The Social and Political Economy of the Household

By Michael Anderson; Frank Bechhofer et al. | Go to book overview

4
The Labour Market: Friend or Foe?*

BRIAN G. M. MAIN


INTRODUCTION

Standard economic theory portrays economic agents as experiencing a life cycle of consumption expenditures which are out of phase with income flows. The corresponding income flows, principally from earnings, are seen as lagging behind consumption expenditures but as reaching a peak in excess of consumption sometime in the later part of the life cycle. Eventually, on retirement, income once again falls below consumption outgoings. The pattern of consumption expenditures is much smoother than that of income flows. The two streams of outgoings and income are reconciled by recourse to the capital markets, that is, by borrowing and lending (saving). Recent developments in economic theory, particularly under the 'new classical school', 1 place considerable emphasis on the disconnectedness of consumption from labour supply. Subject to a need to 'balance the books' over the full life cycle, agents are regarded as phasing their labour supply in a way that reflects the labour market rewards available at any time.

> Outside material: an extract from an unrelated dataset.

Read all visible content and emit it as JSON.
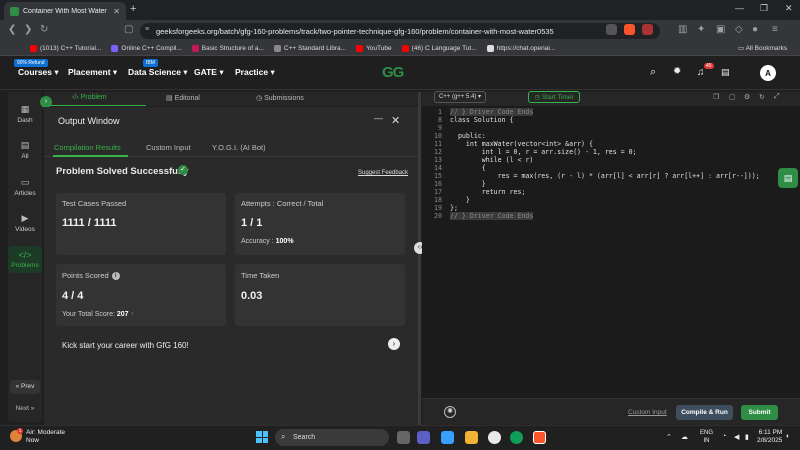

As an hour of labour supply can be thought of as the sacrifice of an hour of leisure, then the wage rate reflects what is given up for every extra hour of leisure consumed, that is, for every hour not supplied to the labour market. From this perspective, the wage rate can be viewed as the price of leisure. The logic behind the new classical school's approach is that economic agents will consume more leisure (supply less labour) when the price of leisure (wage rate) is low and will consume less leisure (supply more labour) when the price of leisure (wage rate) is high. This

____________________
*
I am particularly grateful for the support of the University of Edinburgh team. Remaining errors are my own.